大槻さんは綿密なリサーチに基づいた写真制作、中村さんは自然の素材をふんだんに取り入れたダイナミックな彫刻というそれぞれのアプローチを通じて、新しい現代美術の種が永平寺の地に撒かれ、地元の皆さんが永平寺町を再発見して下さることを強く期待しています。

〇湊 七雄 氏(美術作家/福井大学教育学部教授)

 今回の新たな試みに67件もの応募がありました。世界各地のアーティストや研究者が禅の精神性に共鳴し、自身の表現・研究に結びつける方法を提案していただき深い感銘を受けました。それぞれの提案がとても魅力的であり、選考プロセスには相応の困難が伴いましたが、以下の観点をもとに総合的に審査しました。
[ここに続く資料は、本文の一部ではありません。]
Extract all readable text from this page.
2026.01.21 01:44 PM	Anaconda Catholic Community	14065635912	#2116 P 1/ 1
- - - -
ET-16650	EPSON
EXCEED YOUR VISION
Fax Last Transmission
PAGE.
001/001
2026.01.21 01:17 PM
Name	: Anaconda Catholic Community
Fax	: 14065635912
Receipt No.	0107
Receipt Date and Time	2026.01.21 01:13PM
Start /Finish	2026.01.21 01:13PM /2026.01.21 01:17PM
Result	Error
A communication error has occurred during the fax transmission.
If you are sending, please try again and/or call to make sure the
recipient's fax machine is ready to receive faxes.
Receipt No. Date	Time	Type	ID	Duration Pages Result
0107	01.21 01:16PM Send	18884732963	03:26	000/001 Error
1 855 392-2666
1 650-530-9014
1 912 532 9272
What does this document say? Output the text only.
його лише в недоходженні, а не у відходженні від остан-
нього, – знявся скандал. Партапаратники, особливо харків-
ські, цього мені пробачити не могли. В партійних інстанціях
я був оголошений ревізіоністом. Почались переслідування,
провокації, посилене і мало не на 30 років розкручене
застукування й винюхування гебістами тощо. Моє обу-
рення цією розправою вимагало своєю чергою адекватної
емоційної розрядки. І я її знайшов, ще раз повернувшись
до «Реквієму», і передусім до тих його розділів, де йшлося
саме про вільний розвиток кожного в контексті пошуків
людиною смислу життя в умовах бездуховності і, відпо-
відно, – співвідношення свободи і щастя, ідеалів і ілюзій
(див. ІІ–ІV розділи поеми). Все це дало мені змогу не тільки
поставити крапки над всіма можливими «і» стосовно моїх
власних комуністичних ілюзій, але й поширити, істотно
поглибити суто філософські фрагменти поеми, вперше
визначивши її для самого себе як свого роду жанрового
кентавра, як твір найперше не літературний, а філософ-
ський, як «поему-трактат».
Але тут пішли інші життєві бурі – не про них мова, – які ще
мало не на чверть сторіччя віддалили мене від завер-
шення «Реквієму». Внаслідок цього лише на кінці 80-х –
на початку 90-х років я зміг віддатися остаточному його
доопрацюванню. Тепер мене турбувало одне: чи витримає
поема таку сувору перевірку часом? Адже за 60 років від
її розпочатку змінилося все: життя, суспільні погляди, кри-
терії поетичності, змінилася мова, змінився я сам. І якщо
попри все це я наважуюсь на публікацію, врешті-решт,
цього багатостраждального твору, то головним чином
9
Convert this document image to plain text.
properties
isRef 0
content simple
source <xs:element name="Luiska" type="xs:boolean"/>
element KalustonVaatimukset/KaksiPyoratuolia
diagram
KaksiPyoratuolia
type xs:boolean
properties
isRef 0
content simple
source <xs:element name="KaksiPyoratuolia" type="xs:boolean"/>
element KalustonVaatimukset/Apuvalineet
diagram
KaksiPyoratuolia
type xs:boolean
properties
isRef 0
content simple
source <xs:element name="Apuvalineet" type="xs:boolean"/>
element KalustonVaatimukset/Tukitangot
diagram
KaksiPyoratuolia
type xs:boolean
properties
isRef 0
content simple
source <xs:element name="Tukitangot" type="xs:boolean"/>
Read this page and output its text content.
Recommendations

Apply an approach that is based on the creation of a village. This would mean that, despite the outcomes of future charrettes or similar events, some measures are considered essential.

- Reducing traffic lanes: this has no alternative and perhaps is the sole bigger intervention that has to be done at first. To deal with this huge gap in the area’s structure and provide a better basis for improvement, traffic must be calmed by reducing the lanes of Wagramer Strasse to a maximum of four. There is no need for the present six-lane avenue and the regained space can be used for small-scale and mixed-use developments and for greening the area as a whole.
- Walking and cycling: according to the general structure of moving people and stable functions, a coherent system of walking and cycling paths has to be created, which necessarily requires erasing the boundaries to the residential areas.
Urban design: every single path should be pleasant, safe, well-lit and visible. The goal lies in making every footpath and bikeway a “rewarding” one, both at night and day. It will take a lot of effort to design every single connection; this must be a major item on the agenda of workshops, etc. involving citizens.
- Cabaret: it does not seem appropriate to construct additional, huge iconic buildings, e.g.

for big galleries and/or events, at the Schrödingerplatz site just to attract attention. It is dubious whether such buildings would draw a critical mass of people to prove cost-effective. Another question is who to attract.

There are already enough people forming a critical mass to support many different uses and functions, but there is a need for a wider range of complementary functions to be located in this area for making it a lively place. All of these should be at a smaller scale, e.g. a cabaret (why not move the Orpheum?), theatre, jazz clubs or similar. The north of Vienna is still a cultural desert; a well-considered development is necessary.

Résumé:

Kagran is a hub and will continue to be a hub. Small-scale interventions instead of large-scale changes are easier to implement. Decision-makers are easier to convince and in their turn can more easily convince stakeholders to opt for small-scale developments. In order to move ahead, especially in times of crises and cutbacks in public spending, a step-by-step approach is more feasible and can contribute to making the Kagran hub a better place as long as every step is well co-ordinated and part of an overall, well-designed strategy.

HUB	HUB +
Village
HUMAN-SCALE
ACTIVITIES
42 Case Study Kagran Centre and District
 まず、禅との調和について、アーティスト・研究者がどのように禅の精神性や「永平寺」という場所との関連性をプロジェクトに取り入れ表現しているのか。つぎに、地域住民・地域コミュニティーとの関わりについて、地域のリソースをどの程度活用しているか。最後に発展性について、作品やプロジェクトが永続的な価値や意義を地域にもたらす可能性があるか。

 今回、残念ながら選外となったプロジェクトにも多くの可能性が含まれていることを審査員一同認識しました。

 中長期的な視点で、「ZEN AIR」を育てていくために、どうぞ温かい目で関わりを持っていただき、今後の発展にご協力いただけると幸いです

〇窪田 研二 氏(インディペンデントキュレーター/ZEN AIRディレクター)

第1回目の公募となる本年度には、予想を超える多くの応募が国内外からありました。これは人の生き方や世界の根源的なあり方を探求することを職業としている多くのアーティストや研究者たちが、いかに禅の精神や思想に強い関心を持っていることの証しだと言えるでしょう。

そうした中で、今回は2回の審査会を通じ、永平寺や町内の人々の営みをリサーチし、写真や刺繍などで表現することを計画している大槻唯我と、現地の流木などを使い、人と自然、宇宙との関係性をスケールの大きい彫刻作品で表現している中村厚子が選出されました。

今回のレジデンス期間におけるリサーチや制作を通じて、この2人が今後さらにアーティストとして飛躍すること、そして地域の人たちとの新たな出会いにより、地域住民にとっても新しい角度から故郷を見つめるきっかけになることを望んでやみません。